In deze zaak heeft het Gerechtshof Arnhem-Leeuwarden op 2 februari 2021 uitspraak gedaan in hoger beroep over de uithuisplaatsing van twee minderjarigen, geboren uit de relatie van de vader en de moeder. De kinderen waren op 8 juli 2020 met spoed uit huis geplaatst, waarna de vader in hoger beroep ging tegen de machtiging tot uithuisplaatsing. De kinderrechter had eerder de kinderen onder toezicht gesteld en een machtiging tot uithuisplaatsing verleend. Tijdens de mondelinge behandeling in hoger beroep op 12 januari 2021 heeft de vader verklaard dat hij zich neerlegt bij de uithuisplaatsing van de oudste minderjarige, maar dat hij de uithuisplaatsing van de jongste minderjarige aanvecht. Het hof heeft overwogen dat de vader op dat moment niet in staat was om een veilig opvoedingsklimaat te bieden, en dat er nog geen inzicht was in zijn pedagogische mogelijkheden. De raad voor de kinderbescherming en de gecertificeerde instelling hebben gepleit voor nader onderzoek naar de mogelijkheden van de vader en de behoeften van de kinderen. Het hof heeft uiteindelijk de beschikking van de kinderrechter bekrachtigd, waarbij de uithuisplaatsing van de jongste minderjarige noodzakelijk werd geacht in het belang van zijn opvoeding en verzorging. De vader heeft zijn stellingen over verbeteringen in zijn situatie niet voldoende onderbouwd, waardoor de uithuisplaatsing werd gehandhaafd.

Uitspraak

GERECHTSHOF ARNHEM-LEEUWARDEN

locatie Arnhem
afdeling civiel recht
zaaknummer gerechtshof 200.284.859
(zaaknummer rechtbank Overijssel 254653)
beschikking van 2 februari 2021
inzake
[verzoeker],
wonende te [A] ,
verzoeker in hoger beroep,
verder te noemen: de vader,
advocaat: mr. K. ter Mors te Almelo,
en
de raad voor de kinderbescherming,
gevestigd te Almelo,
verweerder in hoger beroep,
verder te noemen: de raad.
Als overige belanghebbenden zijn aangemerkt:
[de moeder],
verblijvende op een geheim adres,
verder te noemen: de moeder,
en
de gecertificeerde instelling
Stichting Jeugdbescherming Overijssel,
gevestigd te Hengelo (O),
verder te noemen: de GI.

1.1. Het geding in eerste aanleg

Het hof verwijst voor het geding in eerste aanleg naar de beschikking van de kinderrechter in de rechtbank Overijssel, zittingsplaats Almelo, verder: de kinderrechter, van 28 september 2020, uitgesproken onder voormeld zaaknummer. Deze beschikking wordt hierna de bestreden beschikking genoemd.

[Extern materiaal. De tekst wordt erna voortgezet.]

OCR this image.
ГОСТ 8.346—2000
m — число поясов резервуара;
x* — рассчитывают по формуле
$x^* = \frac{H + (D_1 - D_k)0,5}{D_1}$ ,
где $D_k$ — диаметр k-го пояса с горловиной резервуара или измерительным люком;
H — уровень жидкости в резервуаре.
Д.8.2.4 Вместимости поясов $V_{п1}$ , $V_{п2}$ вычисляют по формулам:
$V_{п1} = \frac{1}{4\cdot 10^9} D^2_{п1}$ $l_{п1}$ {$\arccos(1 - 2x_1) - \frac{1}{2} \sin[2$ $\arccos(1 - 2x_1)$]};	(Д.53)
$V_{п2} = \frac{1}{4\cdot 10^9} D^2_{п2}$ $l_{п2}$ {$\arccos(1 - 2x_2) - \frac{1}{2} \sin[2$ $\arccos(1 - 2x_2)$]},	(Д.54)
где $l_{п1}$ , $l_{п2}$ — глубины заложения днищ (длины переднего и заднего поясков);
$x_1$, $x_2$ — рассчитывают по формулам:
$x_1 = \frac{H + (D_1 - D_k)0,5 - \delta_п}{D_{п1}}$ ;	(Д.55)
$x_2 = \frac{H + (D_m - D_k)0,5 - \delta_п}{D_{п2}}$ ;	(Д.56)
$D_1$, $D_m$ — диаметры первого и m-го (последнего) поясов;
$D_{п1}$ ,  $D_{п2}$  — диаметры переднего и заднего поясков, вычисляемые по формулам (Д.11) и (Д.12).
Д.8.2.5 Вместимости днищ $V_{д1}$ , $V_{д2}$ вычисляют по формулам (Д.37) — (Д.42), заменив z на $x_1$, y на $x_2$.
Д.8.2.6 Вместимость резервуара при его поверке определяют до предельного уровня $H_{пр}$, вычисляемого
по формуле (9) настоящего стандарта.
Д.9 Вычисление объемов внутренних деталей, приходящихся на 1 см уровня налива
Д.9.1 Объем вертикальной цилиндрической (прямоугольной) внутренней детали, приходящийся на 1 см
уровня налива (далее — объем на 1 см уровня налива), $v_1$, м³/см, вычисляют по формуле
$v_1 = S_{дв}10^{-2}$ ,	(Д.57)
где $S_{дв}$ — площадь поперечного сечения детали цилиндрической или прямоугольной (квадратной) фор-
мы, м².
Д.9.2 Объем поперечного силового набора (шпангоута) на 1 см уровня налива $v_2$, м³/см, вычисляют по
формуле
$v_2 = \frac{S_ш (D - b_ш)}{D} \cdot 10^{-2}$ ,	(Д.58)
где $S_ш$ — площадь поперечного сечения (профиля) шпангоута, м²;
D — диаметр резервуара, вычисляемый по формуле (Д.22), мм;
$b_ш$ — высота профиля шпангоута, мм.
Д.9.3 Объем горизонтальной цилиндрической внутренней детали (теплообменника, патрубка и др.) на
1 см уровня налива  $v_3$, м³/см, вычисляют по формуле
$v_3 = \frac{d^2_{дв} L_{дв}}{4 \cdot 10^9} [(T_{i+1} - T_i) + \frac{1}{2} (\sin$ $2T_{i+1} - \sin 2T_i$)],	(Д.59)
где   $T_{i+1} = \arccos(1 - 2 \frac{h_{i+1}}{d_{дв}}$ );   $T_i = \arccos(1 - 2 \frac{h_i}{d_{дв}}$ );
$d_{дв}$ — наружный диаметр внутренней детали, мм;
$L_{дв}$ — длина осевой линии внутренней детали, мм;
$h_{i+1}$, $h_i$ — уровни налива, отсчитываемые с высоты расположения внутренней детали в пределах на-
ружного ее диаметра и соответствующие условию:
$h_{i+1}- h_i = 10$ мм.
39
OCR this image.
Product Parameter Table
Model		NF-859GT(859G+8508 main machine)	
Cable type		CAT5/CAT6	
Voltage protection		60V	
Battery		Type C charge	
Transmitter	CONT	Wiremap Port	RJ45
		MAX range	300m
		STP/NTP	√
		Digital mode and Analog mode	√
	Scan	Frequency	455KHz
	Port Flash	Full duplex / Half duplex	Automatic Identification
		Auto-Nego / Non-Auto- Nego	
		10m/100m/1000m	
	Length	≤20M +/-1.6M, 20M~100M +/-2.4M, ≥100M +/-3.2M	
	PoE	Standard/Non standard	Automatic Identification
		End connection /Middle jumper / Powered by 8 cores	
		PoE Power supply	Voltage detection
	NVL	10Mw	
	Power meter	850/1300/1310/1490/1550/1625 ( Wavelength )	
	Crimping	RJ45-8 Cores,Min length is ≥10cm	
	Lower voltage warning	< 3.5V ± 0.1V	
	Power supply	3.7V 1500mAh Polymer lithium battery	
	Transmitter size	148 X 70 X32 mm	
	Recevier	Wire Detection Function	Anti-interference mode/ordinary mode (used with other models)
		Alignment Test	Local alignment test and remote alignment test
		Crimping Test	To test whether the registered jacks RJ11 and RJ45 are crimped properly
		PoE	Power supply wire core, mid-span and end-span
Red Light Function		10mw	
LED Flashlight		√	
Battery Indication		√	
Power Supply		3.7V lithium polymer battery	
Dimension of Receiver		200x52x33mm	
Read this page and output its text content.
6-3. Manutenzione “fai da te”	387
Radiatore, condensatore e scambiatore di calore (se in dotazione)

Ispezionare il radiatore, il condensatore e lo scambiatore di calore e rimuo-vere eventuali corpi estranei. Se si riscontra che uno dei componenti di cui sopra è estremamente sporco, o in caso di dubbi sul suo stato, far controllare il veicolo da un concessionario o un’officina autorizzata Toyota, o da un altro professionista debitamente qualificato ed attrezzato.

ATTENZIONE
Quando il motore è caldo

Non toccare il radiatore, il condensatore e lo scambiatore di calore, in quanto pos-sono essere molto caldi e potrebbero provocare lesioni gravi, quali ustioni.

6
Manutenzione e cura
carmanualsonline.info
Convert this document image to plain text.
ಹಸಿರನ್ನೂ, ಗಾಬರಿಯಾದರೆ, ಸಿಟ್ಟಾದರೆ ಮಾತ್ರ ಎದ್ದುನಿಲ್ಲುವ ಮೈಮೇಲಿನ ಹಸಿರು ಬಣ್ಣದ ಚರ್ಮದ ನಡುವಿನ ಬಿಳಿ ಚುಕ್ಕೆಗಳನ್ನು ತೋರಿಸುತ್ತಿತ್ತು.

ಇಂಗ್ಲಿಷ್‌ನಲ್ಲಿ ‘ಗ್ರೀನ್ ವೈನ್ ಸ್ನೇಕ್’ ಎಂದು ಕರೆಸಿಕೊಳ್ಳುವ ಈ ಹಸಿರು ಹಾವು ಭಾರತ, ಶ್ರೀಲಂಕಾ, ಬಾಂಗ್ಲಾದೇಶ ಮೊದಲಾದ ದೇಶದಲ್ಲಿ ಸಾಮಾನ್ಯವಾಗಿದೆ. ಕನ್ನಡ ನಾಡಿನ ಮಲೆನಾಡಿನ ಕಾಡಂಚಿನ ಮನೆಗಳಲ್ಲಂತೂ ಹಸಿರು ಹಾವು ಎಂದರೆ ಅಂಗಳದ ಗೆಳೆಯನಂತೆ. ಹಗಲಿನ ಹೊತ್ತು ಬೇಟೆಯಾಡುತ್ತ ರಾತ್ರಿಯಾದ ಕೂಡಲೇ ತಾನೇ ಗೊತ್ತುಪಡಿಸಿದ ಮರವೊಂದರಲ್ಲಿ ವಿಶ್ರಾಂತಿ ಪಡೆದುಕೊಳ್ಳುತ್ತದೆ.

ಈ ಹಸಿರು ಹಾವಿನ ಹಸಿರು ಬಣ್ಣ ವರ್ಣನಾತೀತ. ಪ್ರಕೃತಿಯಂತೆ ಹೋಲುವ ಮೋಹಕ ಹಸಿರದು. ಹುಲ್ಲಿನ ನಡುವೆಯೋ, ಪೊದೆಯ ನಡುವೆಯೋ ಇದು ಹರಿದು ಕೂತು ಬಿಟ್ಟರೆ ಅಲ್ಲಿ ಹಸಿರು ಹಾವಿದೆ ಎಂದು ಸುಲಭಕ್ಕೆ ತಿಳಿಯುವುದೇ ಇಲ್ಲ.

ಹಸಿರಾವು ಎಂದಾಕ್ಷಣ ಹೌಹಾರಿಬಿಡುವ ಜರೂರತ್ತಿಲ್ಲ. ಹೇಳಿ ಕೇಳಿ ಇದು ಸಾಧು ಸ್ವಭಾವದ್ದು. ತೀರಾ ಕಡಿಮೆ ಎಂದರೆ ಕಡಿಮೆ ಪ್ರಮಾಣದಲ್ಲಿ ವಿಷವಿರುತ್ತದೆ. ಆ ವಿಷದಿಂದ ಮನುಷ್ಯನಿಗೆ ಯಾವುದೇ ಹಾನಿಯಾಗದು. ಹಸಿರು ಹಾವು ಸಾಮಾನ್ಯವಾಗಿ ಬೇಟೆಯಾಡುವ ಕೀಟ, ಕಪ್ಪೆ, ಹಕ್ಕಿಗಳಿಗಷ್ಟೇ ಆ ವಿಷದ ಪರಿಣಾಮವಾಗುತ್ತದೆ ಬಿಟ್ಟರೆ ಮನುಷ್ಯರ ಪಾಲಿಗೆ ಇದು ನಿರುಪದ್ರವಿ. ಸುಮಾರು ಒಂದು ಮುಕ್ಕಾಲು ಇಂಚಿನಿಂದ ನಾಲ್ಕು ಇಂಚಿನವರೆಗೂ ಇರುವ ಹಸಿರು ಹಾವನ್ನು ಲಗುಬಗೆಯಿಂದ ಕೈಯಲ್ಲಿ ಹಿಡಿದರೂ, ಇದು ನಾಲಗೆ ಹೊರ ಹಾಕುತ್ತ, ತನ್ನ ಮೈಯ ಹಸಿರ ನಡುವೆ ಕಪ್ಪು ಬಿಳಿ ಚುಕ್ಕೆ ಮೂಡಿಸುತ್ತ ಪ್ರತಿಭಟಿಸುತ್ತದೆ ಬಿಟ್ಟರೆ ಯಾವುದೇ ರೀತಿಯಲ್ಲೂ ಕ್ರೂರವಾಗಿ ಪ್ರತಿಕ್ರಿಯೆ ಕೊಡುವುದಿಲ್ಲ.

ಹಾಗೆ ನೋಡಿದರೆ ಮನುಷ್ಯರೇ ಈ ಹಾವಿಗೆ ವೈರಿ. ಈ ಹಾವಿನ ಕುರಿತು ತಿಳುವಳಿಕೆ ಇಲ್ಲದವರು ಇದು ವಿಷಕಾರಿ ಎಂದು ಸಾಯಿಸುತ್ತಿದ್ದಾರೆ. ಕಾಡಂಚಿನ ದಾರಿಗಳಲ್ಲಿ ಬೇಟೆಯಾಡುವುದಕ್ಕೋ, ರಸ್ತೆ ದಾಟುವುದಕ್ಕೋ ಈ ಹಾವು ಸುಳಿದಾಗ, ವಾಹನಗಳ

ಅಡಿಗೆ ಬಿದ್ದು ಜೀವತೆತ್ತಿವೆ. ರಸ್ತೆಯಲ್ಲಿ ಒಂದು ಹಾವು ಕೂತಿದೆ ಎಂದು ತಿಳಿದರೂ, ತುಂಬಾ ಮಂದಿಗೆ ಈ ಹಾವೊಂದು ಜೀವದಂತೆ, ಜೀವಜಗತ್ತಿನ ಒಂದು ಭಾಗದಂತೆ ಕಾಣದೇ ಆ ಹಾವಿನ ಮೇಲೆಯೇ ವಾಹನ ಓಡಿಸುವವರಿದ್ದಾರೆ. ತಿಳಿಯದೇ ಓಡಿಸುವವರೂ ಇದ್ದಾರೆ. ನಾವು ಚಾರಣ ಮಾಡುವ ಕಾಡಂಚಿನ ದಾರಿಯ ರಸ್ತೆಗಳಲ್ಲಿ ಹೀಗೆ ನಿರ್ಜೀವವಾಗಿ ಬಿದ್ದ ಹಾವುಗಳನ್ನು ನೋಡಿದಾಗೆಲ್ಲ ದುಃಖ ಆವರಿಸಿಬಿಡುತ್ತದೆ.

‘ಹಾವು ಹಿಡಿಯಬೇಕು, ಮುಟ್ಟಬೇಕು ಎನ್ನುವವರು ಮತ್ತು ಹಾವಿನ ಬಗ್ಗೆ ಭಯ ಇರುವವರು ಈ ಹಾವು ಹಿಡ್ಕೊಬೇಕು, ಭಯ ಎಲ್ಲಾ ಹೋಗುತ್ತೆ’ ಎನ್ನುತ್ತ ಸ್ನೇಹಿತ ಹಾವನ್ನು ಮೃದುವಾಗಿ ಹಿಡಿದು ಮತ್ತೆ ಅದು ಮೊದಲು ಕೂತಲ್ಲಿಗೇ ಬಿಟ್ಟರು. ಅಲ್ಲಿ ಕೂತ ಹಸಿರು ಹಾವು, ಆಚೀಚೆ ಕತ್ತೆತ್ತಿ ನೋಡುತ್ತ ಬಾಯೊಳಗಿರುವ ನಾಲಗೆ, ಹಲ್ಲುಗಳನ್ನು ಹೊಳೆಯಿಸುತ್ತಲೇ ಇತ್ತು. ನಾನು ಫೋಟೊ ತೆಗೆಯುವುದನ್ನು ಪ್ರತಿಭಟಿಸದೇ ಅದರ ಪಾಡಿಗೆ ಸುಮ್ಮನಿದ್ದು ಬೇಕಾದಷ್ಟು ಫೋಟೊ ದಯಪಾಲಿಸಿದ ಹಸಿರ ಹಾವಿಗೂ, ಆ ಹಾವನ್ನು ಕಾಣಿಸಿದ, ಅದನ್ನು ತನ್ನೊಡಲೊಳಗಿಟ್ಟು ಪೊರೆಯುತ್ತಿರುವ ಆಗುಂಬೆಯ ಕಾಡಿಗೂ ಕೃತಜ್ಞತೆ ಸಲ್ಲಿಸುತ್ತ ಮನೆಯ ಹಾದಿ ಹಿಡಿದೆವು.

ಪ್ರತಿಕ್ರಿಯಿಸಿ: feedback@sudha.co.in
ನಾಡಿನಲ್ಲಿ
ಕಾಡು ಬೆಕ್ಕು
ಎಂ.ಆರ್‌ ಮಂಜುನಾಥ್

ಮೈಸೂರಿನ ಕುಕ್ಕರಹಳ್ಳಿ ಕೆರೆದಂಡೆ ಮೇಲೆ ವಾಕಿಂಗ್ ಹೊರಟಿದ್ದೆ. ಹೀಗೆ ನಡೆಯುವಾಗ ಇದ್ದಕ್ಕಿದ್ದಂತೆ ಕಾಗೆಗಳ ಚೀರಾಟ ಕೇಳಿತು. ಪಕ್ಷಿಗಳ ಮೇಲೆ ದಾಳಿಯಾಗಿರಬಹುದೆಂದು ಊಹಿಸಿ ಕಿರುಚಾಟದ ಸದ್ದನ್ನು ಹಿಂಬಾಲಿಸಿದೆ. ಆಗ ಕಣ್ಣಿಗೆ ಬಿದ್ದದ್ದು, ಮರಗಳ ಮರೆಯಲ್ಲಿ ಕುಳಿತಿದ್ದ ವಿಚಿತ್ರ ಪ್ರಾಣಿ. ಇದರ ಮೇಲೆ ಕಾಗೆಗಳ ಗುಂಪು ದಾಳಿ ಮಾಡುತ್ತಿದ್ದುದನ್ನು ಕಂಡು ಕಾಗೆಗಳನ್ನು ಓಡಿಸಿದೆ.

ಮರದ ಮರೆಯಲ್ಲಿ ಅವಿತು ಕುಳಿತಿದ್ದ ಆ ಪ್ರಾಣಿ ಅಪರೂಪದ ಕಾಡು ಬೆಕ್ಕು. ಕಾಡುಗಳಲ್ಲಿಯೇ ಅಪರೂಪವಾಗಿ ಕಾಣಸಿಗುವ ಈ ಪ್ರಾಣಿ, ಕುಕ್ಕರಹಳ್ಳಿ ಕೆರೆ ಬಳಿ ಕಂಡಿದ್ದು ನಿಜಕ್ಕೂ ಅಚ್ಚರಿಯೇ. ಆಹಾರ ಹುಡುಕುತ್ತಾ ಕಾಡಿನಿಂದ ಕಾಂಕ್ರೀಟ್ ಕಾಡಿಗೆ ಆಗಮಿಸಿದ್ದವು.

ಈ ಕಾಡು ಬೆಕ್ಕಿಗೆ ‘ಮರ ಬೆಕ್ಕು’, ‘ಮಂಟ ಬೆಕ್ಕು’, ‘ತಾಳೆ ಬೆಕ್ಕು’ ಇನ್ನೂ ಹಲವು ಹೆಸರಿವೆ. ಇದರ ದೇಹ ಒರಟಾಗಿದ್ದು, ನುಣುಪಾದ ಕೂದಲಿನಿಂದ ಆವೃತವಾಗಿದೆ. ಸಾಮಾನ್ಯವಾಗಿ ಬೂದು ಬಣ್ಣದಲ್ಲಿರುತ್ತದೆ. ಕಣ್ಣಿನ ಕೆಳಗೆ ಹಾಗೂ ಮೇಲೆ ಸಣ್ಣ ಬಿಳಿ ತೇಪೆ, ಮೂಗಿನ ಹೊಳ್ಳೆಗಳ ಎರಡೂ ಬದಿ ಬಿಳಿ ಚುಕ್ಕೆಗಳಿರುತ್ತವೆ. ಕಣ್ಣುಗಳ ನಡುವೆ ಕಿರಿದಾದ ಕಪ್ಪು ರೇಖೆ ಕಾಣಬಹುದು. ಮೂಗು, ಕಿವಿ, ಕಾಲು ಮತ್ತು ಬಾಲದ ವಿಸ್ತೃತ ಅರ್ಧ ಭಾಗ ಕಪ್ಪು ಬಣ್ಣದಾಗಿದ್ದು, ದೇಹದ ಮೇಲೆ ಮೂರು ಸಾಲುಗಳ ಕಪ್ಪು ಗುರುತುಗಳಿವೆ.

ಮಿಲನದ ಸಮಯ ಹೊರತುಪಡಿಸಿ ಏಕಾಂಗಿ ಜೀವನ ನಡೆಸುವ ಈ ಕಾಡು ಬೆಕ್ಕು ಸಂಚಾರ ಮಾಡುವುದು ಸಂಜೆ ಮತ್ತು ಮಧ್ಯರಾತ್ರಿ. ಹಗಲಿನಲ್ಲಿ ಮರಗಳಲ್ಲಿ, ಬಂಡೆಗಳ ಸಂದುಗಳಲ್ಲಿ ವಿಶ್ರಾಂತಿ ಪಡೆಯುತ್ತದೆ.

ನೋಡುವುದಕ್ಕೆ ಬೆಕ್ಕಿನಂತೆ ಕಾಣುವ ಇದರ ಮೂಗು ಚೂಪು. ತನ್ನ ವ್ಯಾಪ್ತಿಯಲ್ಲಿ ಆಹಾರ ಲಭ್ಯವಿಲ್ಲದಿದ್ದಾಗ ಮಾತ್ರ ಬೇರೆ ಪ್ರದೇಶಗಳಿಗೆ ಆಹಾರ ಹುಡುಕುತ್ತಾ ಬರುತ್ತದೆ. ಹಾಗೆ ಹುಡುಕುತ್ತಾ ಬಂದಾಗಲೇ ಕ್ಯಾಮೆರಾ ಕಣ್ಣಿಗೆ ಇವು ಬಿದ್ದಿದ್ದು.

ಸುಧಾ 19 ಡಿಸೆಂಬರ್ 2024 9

2.Het geding in hoger beroep

2.1
Het verloop van de procedure blijkt uit:
- het beroepschrift met producties, ingekomen op 1 oktober 2020;
- het verweerschrift in hoger beroep van de raad met producties.
2.2
De mondelinge behandeling heeft op 12 januari 2021 plaatsgevonden. De vader is in persoon verschenen, bijgestaan door mr. M.P. Smit, kantoorgenoot van de advocaat van de vader. Namens de raad is [B] verschenen. Namens de GI zijn verschenen [C] en [D] . De moeder is niet verschenen. Tevens is de [E] verschenen, de begeleider van de vader van [F] . Partijen hebben - desgevraagd - geen bezwaar gemaakt tegen de aanwezigheid van de begeleider van de vader. Het hof heeft de heer Horstman bijzondere toegang verleend tot het bijwonen van de terechtzitting met gesloten deuren.

3.De feiten

3.1
Uit de relatie van de vader en de moeder zijn geboren:
- [de minderjarige1] [in] 2013 te [G] en
- [de minderjarige2] [in] 2015 te [A] .
De ouders zijn gezamenlijk belast met het gezag over de kinderen. De kinderen hebben geen contact meer met de moeder. Zij woonden bij de vader totdat zij op 8 juli 2020 met spoed uit huis werden geplaatst.
3.2
De kinderrechter in de rechtbank Overijssel, locatie Almelo, heeft op 8 juli 2020 de kinderen voorlopig onder toezicht gesteld tot 22 juli 2020 en een spoedmachtiging uithuisplaatsing in een crisisopvang verleend tot 22 juli 2020. [de minderjarige2] is eenmaal eerder onder toezicht gesteld en [de minderjarige1] is tweemaal eerder onder toezicht gesteld.
3.3
Bij beschikking van 21 juli 2020 heeft de kinderrechter de voorlopige ondertoezichtstelling verlengd tot 8 oktober 2020 en de machtiging tot uithuisplaatsing van de kinderen in een crisisopvang verlengd voor de duur van de voorlopige ondertoezichtstelling.
3.4
De vader heeft hoger beroep ingesteld tegen de bij voormelde beschikking van 21 juli 2020 uitgesproken (crisis)machtiging tot uithuisplaatsing. Bij beschikking van 12 november 2020 heeft dit hof die beschikking in zoverre bekrachtigd.
3.5
Sinds 8 juli 2020 verblijven de kinderen, ieder apart, in een crisispleeggezin op een geheim adres. [de minderjarige1] verblijft sinds de herfstvakantie in het medisch kindertehuis [H] te [I] .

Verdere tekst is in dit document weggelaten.